• Industrial sales market rebounded in en-bloc / majority share deals with reviving sentiment
• Shrinking vacancies induced many landlords to raise rents in Q1/2019
• Revitalization policy may not be as appealing
• E-commerce and limited modern warehouse supply should support further rental growth
Hong Kong - 29 April 2019 Prominent real estate advisor Savills saw overall and modern warehouse rents increased by 1.6% and 2.6% respectively in Q1/2019. With vacancy remaining tight (1.8% overall and 0.7% for modern warehouses), many tenants chose to renew their leases. The sales market saw renewed interest in en-bloc / majority share deals with reviving sentiment, and industrial prices rebounded across all three subsectors. We expect warehouse vacancy to remain tight with warehouse rents continuing to head north.
In the investment market, industrial transaction value and volume both rebounded when compared with the previous quarter by 5% and 67% respectively, though they remain some way off 1H/2018 levels. Anticipation of an end to the current rate hike as well as the reintroduction of the revitalization policy both boosted market sentiment, with a few en-bloc / majority share deals recorded with a view to redevelopment. Investors became active again looking for redevelopment / conversion opportunities, while industrial landlords were also alerted to the maximum potential 20% GFA relaxation for redevelopment. With the upbeat investment sentiment and raised transaction volume, industrial prices rebounded by 1.1% over Q1.

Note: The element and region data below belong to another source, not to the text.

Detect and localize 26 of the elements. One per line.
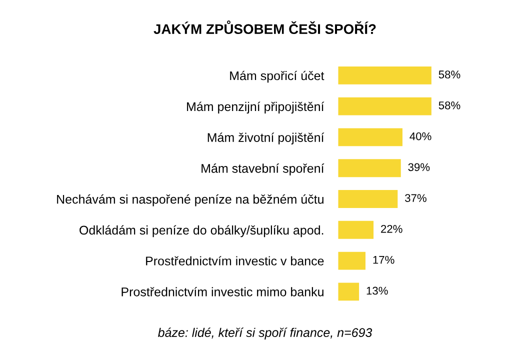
y-tick-label: Mám životní pojištění — [208, 132, 324, 144]
bar — [338, 128, 402, 146]
text: báze: lidé, kteří si spoří finance, n=693 — [158, 328, 372, 340]
data-label: 17% — [373, 256, 394, 264]
y-tick-label: Nechávám si naspořené peníze na běžném účtu — [57, 194, 324, 206]
data-label: 37% — [405, 194, 426, 202]
bar — [338, 97, 432, 116]
data-label: 58% — [438, 101, 460, 110]
data-label: 39% — [408, 163, 430, 172]
bar — [338, 220, 374, 239]
chart-title: JAKÝM ZPŮSOBEM ČEŠI SPOŘÍ? — [154, 20, 376, 34]
data-label: 22% — [381, 225, 402, 233]
y-tick-label: Odkládám si peníze do obálky/šuplíku apod. — [80, 225, 324, 238]
y-tick-label: Prostřednictvím investic v bance — [146, 256, 324, 266]
bar — [338, 252, 366, 270]
y-tick-label: Prostřednictvím investic mimo banku — [122, 286, 324, 296]
bar — [338, 66, 432, 84]
bar — [338, 159, 401, 178]
data-label: 58% — [438, 70, 460, 78]
y-tick-label: Mám spořicí účet — [230, 70, 324, 83]
y-tick-label: Mám stavební spoření — [202, 164, 324, 176]
data-label: 40% — [410, 132, 432, 140]
bar — [338, 190, 398, 208]
y-tick-label: Mám penzijní připojištění — [187, 102, 324, 114]
bar — [338, 282, 360, 301]
data-label: 13% — [366, 286, 388, 295]
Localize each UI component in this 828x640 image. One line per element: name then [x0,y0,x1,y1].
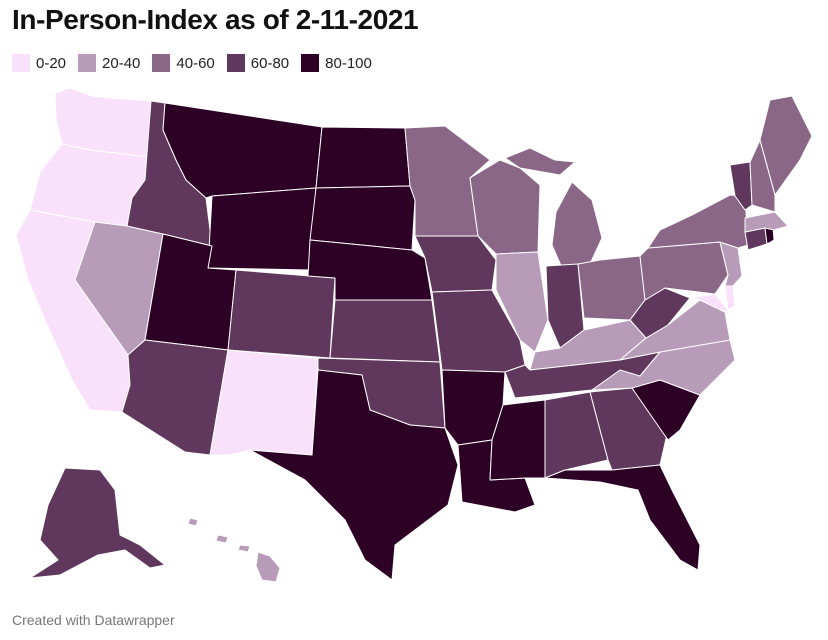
state-nc[interactable] [591,339,736,396]
state-nh[interactable] [749,139,776,213]
state-az[interactable] [121,339,229,456]
legend-swatch-20-40 [78,54,97,72]
state-pa[interactable] [639,241,729,301]
legend-swatch-40-60 [152,54,171,72]
legend-item-40-60: 40-60 [152,54,215,72]
legend: 0-20 20-40 40-60 60-80 80-100 [12,54,384,72]
credit-line: Created with Datawrapper [12,612,175,628]
state-mi[interactable] [551,181,603,269]
state-wi[interactable] [469,159,541,255]
state-fl[interactable] [544,464,701,571]
state-co[interactable] [227,269,336,359]
legend-swatch-80-100 [301,54,320,72]
legend-label-20-40: 20-40 [102,54,141,72]
state-me[interactable] [759,95,813,196]
legend-item-0-20: 0-20 [12,54,66,72]
state-de[interactable] [724,285,736,311]
page-title: In-Person-Index as of 2-11-2021 [12,4,419,35]
state-ak[interactable] [29,467,166,579]
state-mi-upper[interactable] [504,147,576,176]
state-nd[interactable] [315,126,411,189]
state-hi[interactable] [187,517,281,583]
legend-label-0-20: 0-20 [36,54,67,72]
state-wy[interactable] [207,187,317,271]
legend-item-60-80: 60-80 [226,54,290,72]
legend-label-60-80: 60-80 [250,54,290,72]
state-ks[interactable] [329,299,441,363]
state-al[interactable] [544,391,609,479]
legend-label-80-100: 80-100 [325,54,372,72]
state-tx[interactable] [249,369,459,581]
state-vt[interactable] [729,161,753,211]
state-sd[interactable] [309,185,416,251]
legend-label-40-60: 40-60 [176,54,215,72]
state-ny[interactable] [647,194,749,249]
legend-item-20-40: 20-40 [78,54,140,72]
state-nm[interactable] [209,349,319,456]
legend-item-80-100: 80-100 [301,54,372,72]
legend-swatch-0-20 [12,54,30,72]
state-oh[interactable] [577,255,646,321]
state-md[interactable] [689,293,729,313]
legend-swatch-60-80 [226,54,245,72]
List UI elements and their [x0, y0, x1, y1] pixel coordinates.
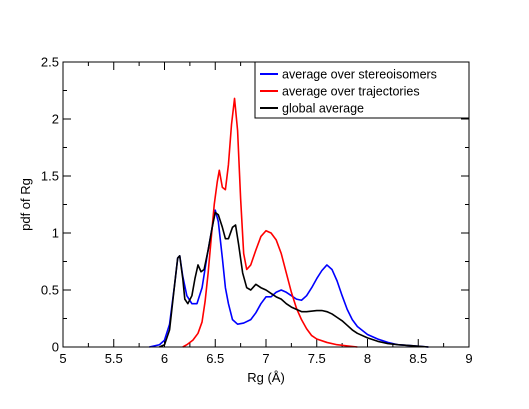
- x-tick-label: 8: [364, 351, 371, 366]
- series-line-2: [159, 211, 429, 348]
- x-tick-label: 5: [59, 351, 66, 366]
- axis-ticks: 5 5.5 6 6.5 7 7.5 8 8.5 9 0 0.5 1 1.5 2 2.5: [41, 55, 473, 367]
- x-axis-label: Rg (Å): [247, 370, 285, 385]
- y-tick-label: 1.5: [41, 169, 59, 184]
- series-line-1: [182, 97, 358, 348]
- x-tick-label: 5.5: [105, 351, 123, 366]
- x-tick-label: 6: [161, 351, 168, 366]
- y-tick-label: 2: [52, 112, 59, 127]
- y-axis-label: pdf of Rg: [18, 178, 33, 231]
- y-tick-label: 0: [52, 340, 59, 355]
- x-tick-label: 9: [465, 351, 472, 366]
- x-tick-label: 8.5: [409, 351, 427, 366]
- series-line-0: [149, 209, 429, 348]
- series-lines: [149, 97, 429, 348]
- y-tick-label: 0.5: [41, 283, 59, 298]
- legend-box: [254, 61, 470, 119]
- x-tick-label: 7: [262, 351, 269, 366]
- y-tick-label: 2.5: [41, 55, 59, 70]
- x-tick-label: 6.5: [206, 351, 224, 366]
- legend-entries: average over stereoisomers average over t…: [260, 68, 437, 116]
- x-tick-label: 7.5: [308, 351, 326, 366]
- legend-label: global average: [282, 102, 364, 116]
- legend-label: average over stereoisomers: [282, 68, 437, 82]
- y-tick-label: 1: [52, 226, 59, 241]
- legend-label: average over trajectories: [282, 85, 420, 99]
- legend: average over stereoisomers average over t…: [254, 61, 470, 119]
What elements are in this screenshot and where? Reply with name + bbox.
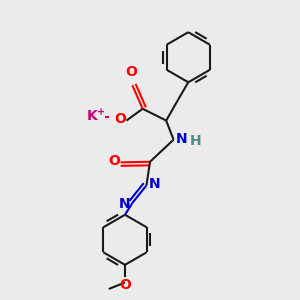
- Text: O: O: [114, 112, 126, 126]
- Text: N: N: [149, 177, 161, 191]
- Text: K: K: [87, 109, 98, 122]
- Text: N: N: [118, 196, 130, 211]
- Text: N: N: [176, 132, 188, 146]
- Text: O: O: [108, 154, 120, 169]
- Text: O: O: [119, 278, 131, 292]
- Text: +: +: [98, 107, 106, 117]
- Text: H: H: [190, 134, 201, 148]
- Text: O: O: [125, 65, 137, 79]
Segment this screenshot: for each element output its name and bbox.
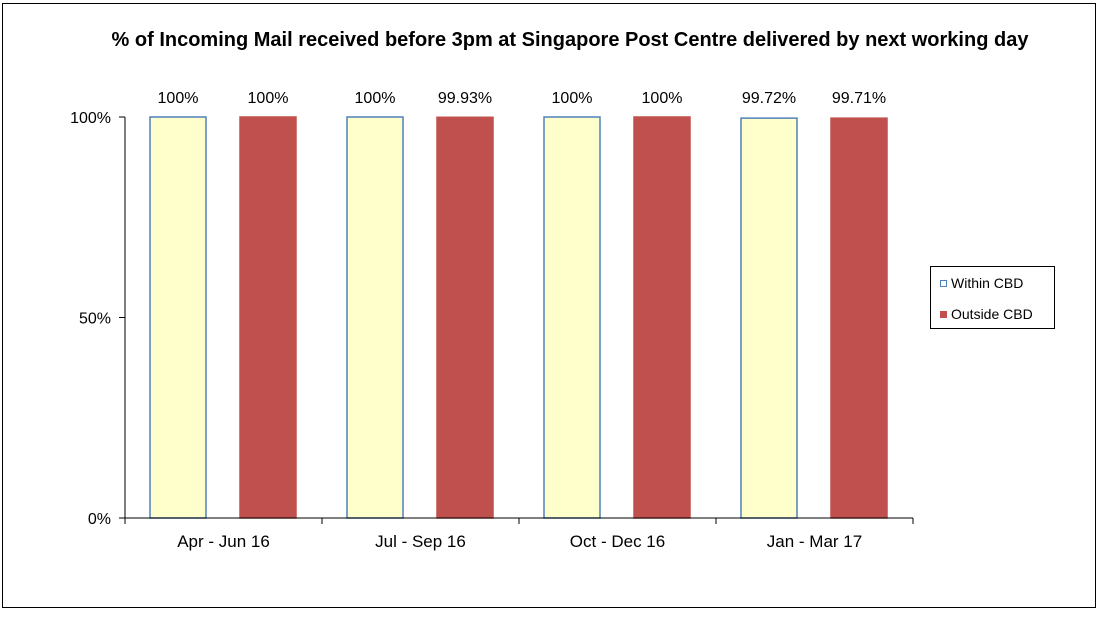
bar-outside-cbd-jan-mar-17 <box>830 117 888 519</box>
legend-swatch-outside-cbd <box>940 310 947 318</box>
bar-outside-cbd-oct-dec-16 <box>633 116 691 519</box>
x-tick-label-jul-sep-16: Jul - Sep 16 <box>375 532 466 551</box>
chart-legend: Within CBD Outside CBD <box>930 266 1055 329</box>
data-label-within-cbd-apr-jun-16: 100% <box>158 90 199 107</box>
data-label-within-cbd-jan-mar-17: 99.72% <box>742 90 796 107</box>
x-tick-label-apr-jun-16: Apr - Jun 16 <box>177 532 270 551</box>
data-label-outside-cbd-oct-dec-16: 100% <box>642 90 683 107</box>
bar-within-cbd-oct-dec-16 <box>543 116 601 519</box>
data-label-outside-cbd-jul-sep-16: 99.93% <box>438 90 492 107</box>
x-tick-label-jan-mar-17: Jan - Mar 17 <box>767 532 862 551</box>
x-tick-label-oct-dec-16: Oct - Dec 16 <box>570 532 665 551</box>
y-tick-label-50: 50% <box>79 311 111 328</box>
y-tick-label-0: 0% <box>88 511 111 528</box>
legend-item-outside-cbd: Outside CBD <box>940 305 1033 323</box>
data-label-outside-cbd-jan-mar-17: 99.71% <box>832 90 886 107</box>
data-label-within-cbd-oct-dec-16: 100% <box>552 90 593 107</box>
legend-label-within-cbd: Within CBD <box>951 275 1024 291</box>
legend-item-within-cbd: Within CBD <box>940 274 1023 292</box>
chart-title: % of Incoming Mail received before 3pm a… <box>111 29 1029 51</box>
bar-within-cbd-jul-sep-16 <box>346 116 404 519</box>
bar-within-cbd-apr-jun-16 <box>149 116 207 519</box>
bar-outside-cbd-jul-sep-16 <box>436 116 494 519</box>
bar-within-cbd-jan-mar-17 <box>740 117 798 519</box>
y-tick-label-100: 100% <box>70 110 111 127</box>
legend-label-outside-cbd: Outside CBD <box>951 306 1033 322</box>
data-label-within-cbd-jul-sep-16: 100% <box>355 90 396 107</box>
data-label-outside-cbd-apr-jun-16: 100% <box>248 90 289 107</box>
chart-frame <box>2 3 1096 608</box>
bar-outside-cbd-apr-jun-16 <box>239 116 297 519</box>
legend-swatch-within-cbd <box>940 279 947 287</box>
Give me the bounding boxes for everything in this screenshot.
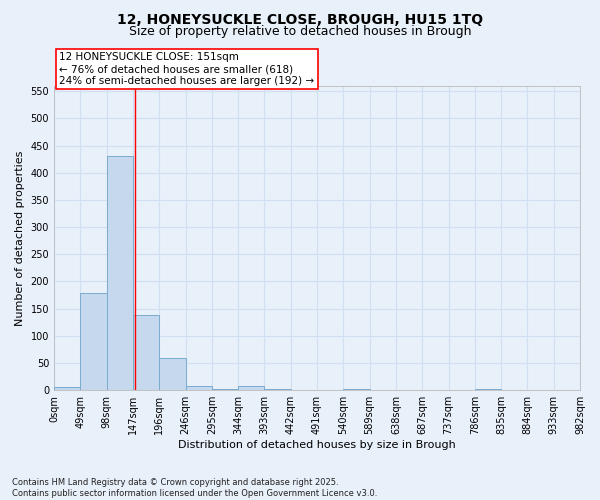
Y-axis label: Number of detached properties: Number of detached properties xyxy=(15,150,25,326)
Bar xyxy=(80,294,107,390)
Bar xyxy=(265,388,291,390)
Bar xyxy=(159,358,185,390)
Bar xyxy=(107,156,133,390)
Bar xyxy=(212,388,238,390)
Bar xyxy=(238,386,265,390)
Text: Size of property relative to detached houses in Brough: Size of property relative to detached ho… xyxy=(129,25,471,38)
Bar xyxy=(185,386,212,390)
Bar xyxy=(343,388,370,390)
Text: 12 HONEYSUCKLE CLOSE: 151sqm
← 76% of detached houses are smaller (618)
24% of s: 12 HONEYSUCKLE CLOSE: 151sqm ← 76% of de… xyxy=(59,52,314,86)
Bar xyxy=(54,388,80,390)
Text: 12, HONEYSUCKLE CLOSE, BROUGH, HU15 1TQ: 12, HONEYSUCKLE CLOSE, BROUGH, HU15 1TQ xyxy=(117,12,483,26)
X-axis label: Distribution of detached houses by size in Brough: Distribution of detached houses by size … xyxy=(178,440,456,450)
Bar xyxy=(475,388,501,390)
Bar xyxy=(133,315,159,390)
Text: Contains HM Land Registry data © Crown copyright and database right 2025.
Contai: Contains HM Land Registry data © Crown c… xyxy=(12,478,377,498)
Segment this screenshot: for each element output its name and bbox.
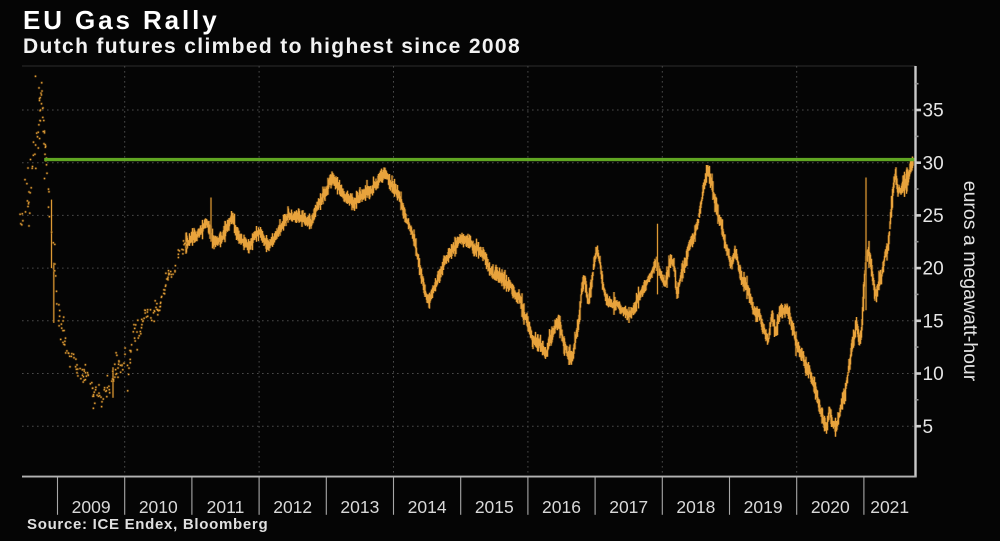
svg-text:2011: 2011 — [207, 497, 245, 517]
svg-text:2012: 2012 — [273, 497, 312, 517]
svg-text:2013: 2013 — [340, 497, 379, 517]
svg-text:2021: 2021 — [870, 497, 909, 517]
svg-text:2015: 2015 — [475, 497, 514, 517]
svg-text:25: 25 — [923, 206, 944, 227]
svg-text:2014: 2014 — [408, 497, 447, 517]
svg-text:2009: 2009 — [72, 497, 111, 517]
svg-text:2010: 2010 — [139, 497, 178, 517]
svg-text:2017: 2017 — [609, 497, 648, 517]
svg-text:euros a megawatt-hour: euros a megawatt-hour — [959, 181, 981, 382]
svg-text:15: 15 — [923, 311, 944, 332]
svg-text:2019: 2019 — [744, 497, 783, 517]
svg-text:30: 30 — [923, 153, 944, 174]
svg-text:20: 20 — [923, 259, 944, 280]
svg-text:2018: 2018 — [676, 497, 715, 517]
svg-text:5: 5 — [923, 417, 934, 438]
svg-text:35: 35 — [923, 101, 944, 122]
svg-text:2016: 2016 — [542, 497, 581, 517]
svg-text:10: 10 — [923, 364, 944, 385]
svg-text:2020: 2020 — [811, 497, 850, 517]
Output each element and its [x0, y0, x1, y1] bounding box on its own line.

The warehouse leasing market recovered swiftly after a brief dip towards the end of last year, mainly due to improved sentiment over a possible US / China trade resolution, with shrinking vacancies inducing many landlords to raise rents. As vacancy remained tight, many expiring tenants chose to renew their leases, with sizeable renewals for MNCs such as Carlsberg and DHL being recorded in ATL and Goodman Interlink respectively.
Mr. James Siu, Deputy Managing Director & Head of Kowloon Industrial said: “Investment sentiment looks set to be more buoyant over the next few months with the interest rate issue all but settled, but with more restrictions on revitalization this time round (10% of the floor area should be designated for specific uses prescribed by the government), we expect more investment interest in industrial buildings for redevelopment eligible to the maximum 20% GFA relaxation.”
Mr. Simon Smith, Senior Director, Research & Consultancy said: “The lack of available space has forced many large scale 3PLs and end users to renew their existing leases, with landlords becoming more bullish in rental negotiations. Looking ahead, the prospects of the logistics sector will still very much depend on the outcome of the US / China trade negotiations, e-commerce and limited modern warehouse supply should support further rental growth.”